Lantry was referring to the phenomenon of jurors reducing awards based not strictly on the case at hand but on the widespread publicity given to the tort costs and reduced availability of certain specialists such as obstetricians.
“Our view,” Lantry added, “is that tort reform without caps is like kissing your sister. It may be nice, but it’s not going to get you anywhere. The collateral source rule, capping contingency fees, pre-trial screening, etc., haven’t shown any demonstrable effect on loss costs. Caps on noneconomic damages might be worth in reduction to loss costs of 18 to 20 percent.”
However, an upcoming study in the NYU Law Review by Columbia Law School professor Catherine M. Sharkey contends that noneconomic damage caps merely shift compensation to economic damages. In an analysis of about 550 jury verdicts from 22 states, Sharkey found that awards vary in size based on the severity of the harm to the victim, not the award structure in a given jurisdiction.
So even as malpractice insurers and doctors push for tort reforms, their success on a psychological level is undermining the very argument for them. At the same time, the ballyhooed silver bullet–noneconomic damage caps–may ultimately be harmless to the plaintiffs’ bar vampire.
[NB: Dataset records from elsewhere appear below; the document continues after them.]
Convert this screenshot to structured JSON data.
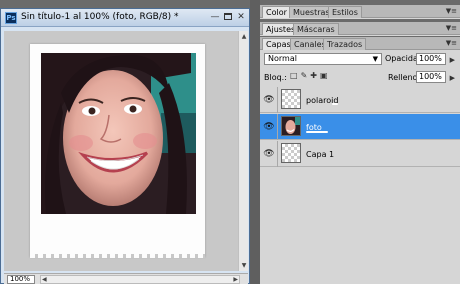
{
  "document": {
    "app_icon": "Ps",
    "title": "Sin título-1 al 100% (foto, RGB/8) *",
    "zoom": "100%"
  },
  "panels": {
    "top_tabs": [
      "Color",
      "Muestras",
      "Estilos"
    ],
    "mid_tabs": [
      "Ajustes",
      "Máscaras"
    ],
    "layer_tabs": [
      "Capas",
      "Canales",
      "Trazados"
    ]
  },
  "layers_panel": {
    "blend_mode": "Normal",
    "opacity_label": "Opacidad:",
    "opacity": "100%",
    "lock_label": "Bloq.:",
    "fill_label": "Relleno:",
    "fill": "100%",
    "layers": [
      {
        "name": "polaroid",
        "selected": false
      },
      {
        "name": "foto",
        "selected": true
      },
      {
        "name": "Capa 1",
        "selected": false
      }
    ]
  },
  "colors": {
    "selection": "#3a8fe8",
    "canvas": "#c8c8c8",
    "panel": "#d6d6d6"
  }
}
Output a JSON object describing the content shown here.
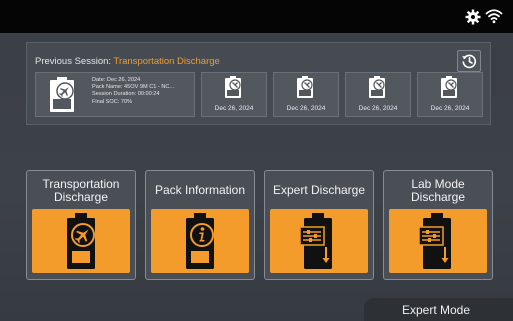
{
  "status_bar": {
    "icons": [
      "gear-icon",
      "wifi-icon"
    ]
  },
  "previous_session": {
    "title_prefix": "Previous Session: ",
    "session_name": "Transportation Discharge",
    "history_icon": "history-icon",
    "featured": {
      "date": "Date: Dec 26, 2024",
      "pack_name": "Pack Name: 45OV 9M C1 - NC...",
      "duration": "Session Duration: 00:00:24",
      "final_soc": "Final SOC: 70%"
    },
    "cards": [
      {
        "date": "Dec 26, 2024"
      },
      {
        "date": "Dec 26, 2024"
      },
      {
        "date": "Dec 26, 2024"
      },
      {
        "date": "Dec 26, 2024"
      }
    ]
  },
  "modes": [
    {
      "label": "Transportation Discharge",
      "icon": "battery-airplane-icon"
    },
    {
      "label": "Pack Information",
      "icon": "battery-info-icon"
    },
    {
      "label": "Expert Discharge",
      "icon": "battery-settings-discharge-icon"
    },
    {
      "label": "Lab Mode Discharge",
      "icon": "battery-lab-discharge-icon"
    }
  ],
  "footer": {
    "mode_label": "Expert Mode"
  },
  "colors": {
    "accent": "#f39c2b",
    "background": "#3c4147",
    "topbar": "#050505"
  }
}
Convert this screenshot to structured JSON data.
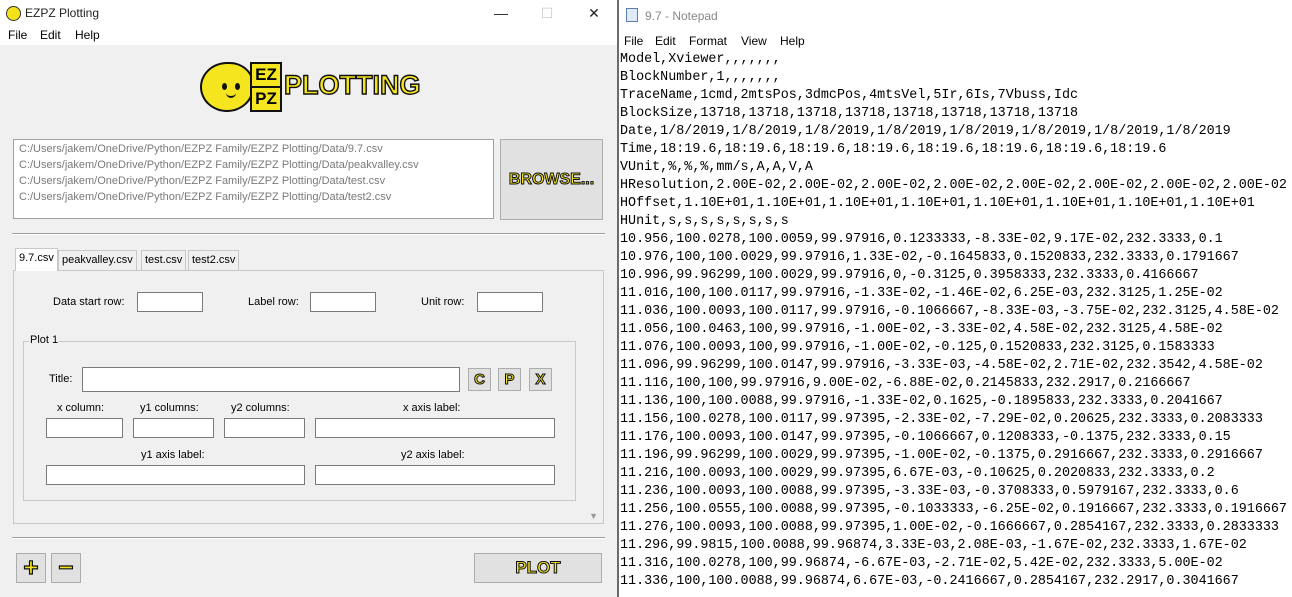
{
  "ezpz": {
    "title": "EZPZ Plotting",
    "controls": {
      "minimize": "—",
      "maximize": "☐",
      "close": "✕"
    },
    "menu": [
      "File",
      "Edit",
      "Help"
    ],
    "logo": {
      "ez": "EZ",
      "pz": "PZ",
      "word": "PLOTTING"
    },
    "files": [
      "C:/Users/jakem/OneDrive/Python/EZPZ Family/EZPZ Plotting/Data/9.7.csv",
      "C:/Users/jakem/OneDrive/Python/EZPZ Family/EZPZ Plotting/Data/peakvalley.csv",
      "C:/Users/jakem/OneDrive/Python/EZPZ Family/EZPZ Plotting/Data/test.csv",
      "C:/Users/jakem/OneDrive/Python/EZPZ Family/EZPZ Plotting/Data/test2.csv"
    ],
    "browse_label": "BROWSE...",
    "tabs": [
      "9.7.csv",
      "peakvalley.csv",
      "test.csv",
      "test2.csv"
    ],
    "active_tab": "9.7.csv",
    "row_labels": {
      "data_start": "Data start row:",
      "label": "Label row:",
      "unit": "Unit row:"
    },
    "row_values": {
      "data_start": "",
      "label": "",
      "unit": ""
    },
    "plot": {
      "frame_title": "Plot 1",
      "title_label": "Title:",
      "title_value": "",
      "buttons": {
        "c": "C",
        "p": "P",
        "x": "X"
      },
      "x_column": "x column:",
      "y1_columns": "y1 columns:",
      "y2_columns": "y2 columns:",
      "x_axis_label": "x axis label:",
      "y1_axis_label": "y1 axis label:",
      "y2_axis_label": "y2 axis label:"
    },
    "add_label": "+",
    "remove_label": "−",
    "plot_label": "PLOT",
    "accent_color": "#f4e51e"
  },
  "notepad": {
    "title": "9.7 - Notepad",
    "menu": [
      "File",
      "Edit",
      "Format",
      "View",
      "Help"
    ],
    "lines": [
      "Model,Xviewer,,,,,,,",
      "BlockNumber,1,,,,,,,",
      "TraceName,1cmd,2mtsPos,3dmcPos,4mtsVel,5Ir,6Is,7Vbuss,Idc",
      "BlockSize,13718,13718,13718,13718,13718,13718,13718,13718",
      "Date,1/8/2019,1/8/2019,1/8/2019,1/8/2019,1/8/2019,1/8/2019,1/8/2019,1/8/2019",
      "Time,18:19.6,18:19.6,18:19.6,18:19.6,18:19.6,18:19.6,18:19.6,18:19.6",
      "VUnit,%,%,%,mm/s,A,A,V,A",
      "HResolution,2.00E-02,2.00E-02,2.00E-02,2.00E-02,2.00E-02,2.00E-02,2.00E-02,2.00E-02",
      "HOffset,1.10E+01,1.10E+01,1.10E+01,1.10E+01,1.10E+01,1.10E+01,1.10E+01,1.10E+01",
      "HUnit,s,s,s,s,s,s,s,s",
      "10.956,100.0278,100.0059,99.97916,0.1233333,-8.33E-02,9.17E-02,232.3333,0.1",
      "10.976,100,100.0029,99.97916,1.33E-02,-0.1645833,0.1520833,232.3333,0.1791667",
      "10.996,99.96299,100.0029,99.97916,0,-0.3125,0.3958333,232.3333,0.4166667",
      "11.016,100,100.0117,99.97916,-1.33E-02,-1.46E-02,6.25E-03,232.3125,1.25E-02",
      "11.036,100.0093,100.0117,99.97916,-0.1066667,-8.33E-03,-3.75E-02,232.3125,4.58E-02",
      "11.056,100.0463,100,99.97916,-1.00E-02,-3.33E-02,4.58E-02,232.3125,4.58E-02",
      "11.076,100.0093,100,99.97916,-1.00E-02,-0.125,0.1520833,232.3125,0.1583333",
      "11.096,99.96299,100.0147,99.97916,-3.33E-03,-4.58E-02,2.71E-02,232.3542,4.58E-02",
      "11.116,100,100,99.97916,9.00E-02,-6.88E-02,0.2145833,232.2917,0.2166667",
      "11.136,100,100.0088,99.97916,-1.33E-02,0.1625,-0.1895833,232.3333,0.2041667",
      "11.156,100.0278,100.0117,99.97395,-2.33E-02,-7.29E-02,0.20625,232.3333,0.2083333",
      "11.176,100.0093,100.0147,99.97395,-0.1066667,0.1208333,-0.1375,232.3333,0.15",
      "11.196,99.96299,100.0029,99.97395,-1.00E-02,-0.1375,0.2916667,232.3333,0.2916667",
      "11.216,100.0093,100.0029,99.97395,6.67E-03,-0.10625,0.2020833,232.3333,0.2",
      "11.236,100.0093,100.0088,99.97395,-3.33E-03,-0.3708333,0.5979167,232.3333,0.6",
      "11.256,100.0555,100.0088,99.97395,-0.1033333,-6.25E-02,0.1916667,232.3333,0.1916667",
      "11.276,100.0093,100.0088,99.97395,1.00E-02,-0.1666667,0.2854167,232.3333,0.2833333",
      "11.296,99.9815,100.0088,99.96874,3.33E-03,2.08E-03,-1.67E-02,232.3333,1.67E-02",
      "11.316,100.0278,100,99.96874,-6.67E-03,-2.71E-02,5.42E-02,232.3333,5.00E-02",
      "11.336,100,100.0088,99.96874,6.67E-03,-0.2416667,0.2854167,232.2917,0.3041667"
    ]
  }
}
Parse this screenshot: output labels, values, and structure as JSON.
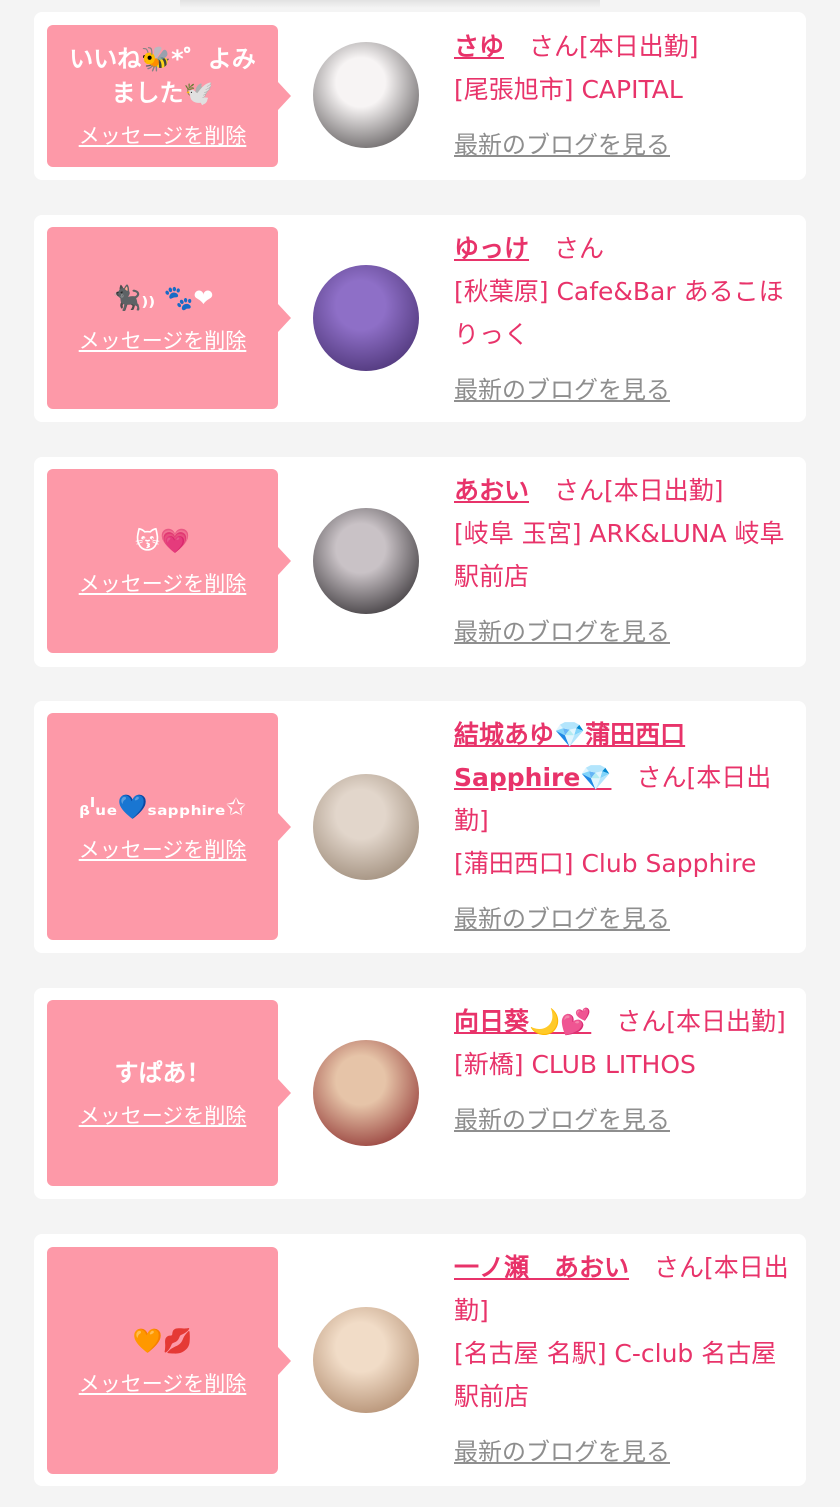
{
  "entries": [
    {
      "message": "いいね🐝*゜よみました🕊️",
      "delete_label": "メッセージを削除",
      "name": "さゆ",
      "san": "　さん",
      "status": "[本日出勤]",
      "shop": "[尾張旭市] CAPITAL",
      "blog_label": "最新のブログを見る",
      "avatar_colors": [
        "#f7f4f4",
        "#3a3637"
      ]
    },
    {
      "message": "🐈‍⬛₎₎ 🐾❤",
      "delete_label": "メッセージを削除",
      "name": "ゆっけ",
      "san": "　さん",
      "status": "",
      "shop": "[秋葉原] Cafe&Bar あるこほりっく",
      "blog_label": "最新のブログを見る",
      "avatar_colors": [
        "#8e6fc7",
        "#3a2460"
      ]
    },
    {
      "message": "😽💗",
      "delete_label": "メッセージを削除",
      "name": "あおい",
      "san": "　さん",
      "status": "[本日出勤]",
      "shop": "[岐阜 玉宮] ARK&LUNA 岐阜駅前店",
      "blog_label": "最新のブログを見る",
      "avatar_colors": [
        "#c9c2c6",
        "#141114"
      ]
    },
    {
      "message": "ᵦˡᵤₑ💙ₛₐₚₚₕᵢᵣₑ✩",
      "delete_label": "メッセージを削除",
      "name": "結城あゆ💎蒲田西口Sapphire💎",
      "san": "　さん",
      "status": "[本日出勤]",
      "shop": "[蒲田西口] Club Sapphire",
      "blog_label": "最新のブログを見る",
      "avatar_colors": [
        "#e2d6cb",
        "#8b7763"
      ]
    },
    {
      "message": "すぱあ！",
      "delete_label": "メッセージを削除",
      "name": "向日葵🌙💕",
      "san": "　さん",
      "status": "[本日出勤]",
      "shop": "[新橋] CLUB LITHOS",
      "blog_label": "最新のブログを見る",
      "avatar_colors": [
        "#e6c4a8",
        "#7d1418"
      ]
    },
    {
      "message": "🧡💋",
      "delete_label": "メッセージを削除",
      "name": "一ノ瀬　あおい",
      "san": "　さん",
      "status": "[本日出勤]",
      "shop": "[名古屋 名駅] C-club 名古屋駅前店",
      "blog_label": "最新のブログを見る",
      "avatar_colors": [
        "#f1dcc7",
        "#a07758"
      ]
    }
  ],
  "colors": {
    "background": "#f4f4f4",
    "card": "#ffffff",
    "bubble": "#fd99a8",
    "accent": "#e8336a",
    "link_gray": "#8e8e8e"
  }
}
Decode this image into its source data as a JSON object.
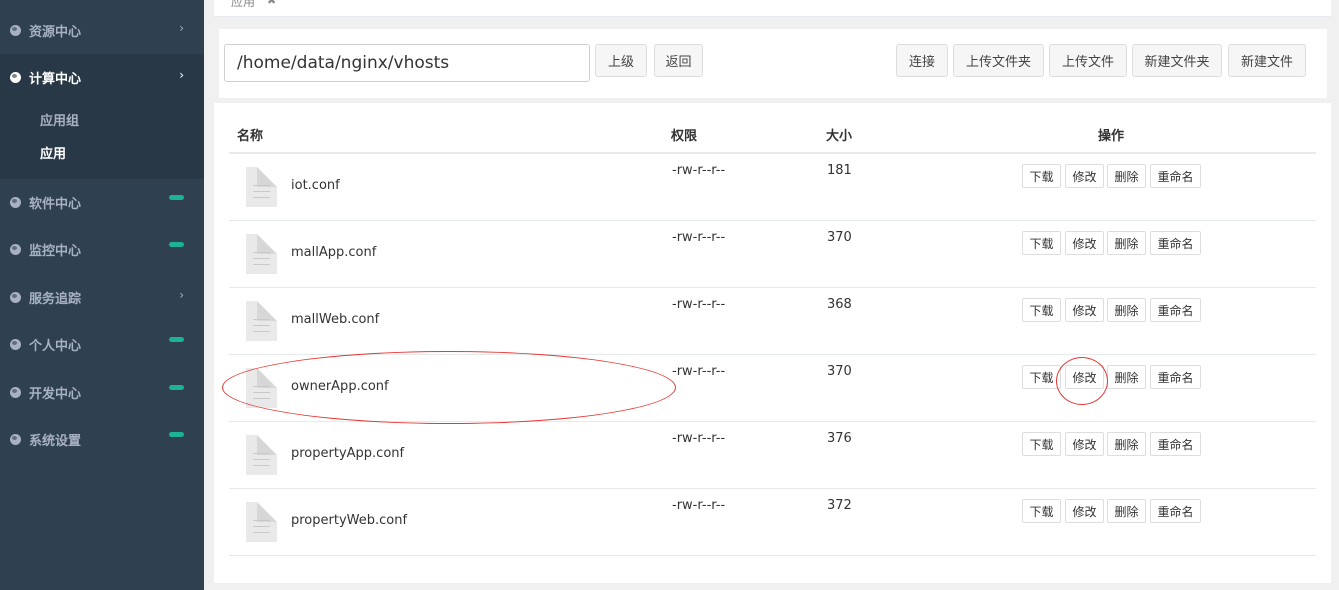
{
  "sidebar": {
    "items": [
      {
        "label": "资源中心",
        "marker": "chevron"
      },
      {
        "label": "计算中心",
        "marker": "chevron",
        "active": true
      },
      {
        "label": "软件中心",
        "marker": "pill"
      },
      {
        "label": "监控中心",
        "marker": "pill"
      },
      {
        "label": "服务追踪",
        "marker": "chevron"
      },
      {
        "label": "个人中心",
        "marker": "pill"
      },
      {
        "label": "开发中心",
        "marker": "pill"
      },
      {
        "label": "系统设置",
        "marker": "pill"
      }
    ],
    "submenu": [
      {
        "label": "应用组"
      },
      {
        "label": "应用",
        "active": true
      }
    ],
    "chevron_glyph": "›",
    "accent_color": "#1ab394"
  },
  "tabbar": {
    "active_tab": "应用",
    "close_glyph": "✖"
  },
  "toolbar": {
    "path_value": "/home/data/nginx/vhosts",
    "up_label": "上级",
    "back_label": "返回",
    "connect_label": "连接",
    "upload_folder_label": "上传文件夹",
    "upload_file_label": "上传文件",
    "new_folder_label": "新建文件夹",
    "new_file_label": "新建文件"
  },
  "table": {
    "headers": {
      "name": "名称",
      "perm": "权限",
      "size": "大小",
      "actions": "操作"
    },
    "action_labels": {
      "download": "下载",
      "edit": "修改",
      "delete": "删除",
      "rename": "重命名"
    },
    "rows": [
      {
        "name": "iot.conf",
        "perm": "-rw-r--r--",
        "size": "181"
      },
      {
        "name": "mallApp.conf",
        "perm": "-rw-r--r--",
        "size": "370"
      },
      {
        "name": "mallWeb.conf",
        "perm": "-rw-r--r--",
        "size": "368"
      },
      {
        "name": "ownerApp.conf",
        "perm": "-rw-r--r--",
        "size": "370",
        "highlighted": true
      },
      {
        "name": "propertyApp.conf",
        "perm": "-rw-r--r--",
        "size": "376"
      },
      {
        "name": "propertyWeb.conf",
        "perm": "-rw-r--r--",
        "size": "372"
      }
    ]
  },
  "annotation_color": "#e53935"
}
“It’s a matter of maintaining integrity in pricing and underwriting and not sliding backward,” said Proassurance’s Friedman.
“We may see a regulatory-legislative backlash now that tort reform has been enacted,” he added. “Politically you see much more pressure on a number of companies where legislatures are talking about restricting rate increases on levels of surplus. That’s a very dangerous situation when you have legislatively determined levels of surplus that are appropriate.”
As for medical malpractice legal reform at the federal level, the consensus view was that it won’t be possible to get legislation through the U.S. Senate.
Who’ll stop the rate cut?
As for the future, Hurley said he sees business “still on the stiff side and staying that way. I don’t think we’re out of the woods yet in terms of paying our dues for what we’ve done. There are signals there that rates are softening, but if we’re going to have a 133 combined ratio for 2004 and 130 for 2005, then nobody is making money with those combined ratios.”
But when did losing money ever stop an insurer from cutting rates?
“That’s not going to stop anybody,” said E. Dow Walker, executive vice president of Willis Group’s health-care unit. “It’s unbelievable how reliable the cycle has been, and the professional liability cycle is even more volatile. Through every cycle everyone says , ‘It’ll never happen again; we’ve learned our lesson.’ Right now we’re at a point of equilibrium. We’re pricing well, we’re negotiating well. Still, I see a softer market ahead. I think there will be an underwriter who will break from underwriting selection to market share. When one breaks, two will break and we’ll have a soft market.”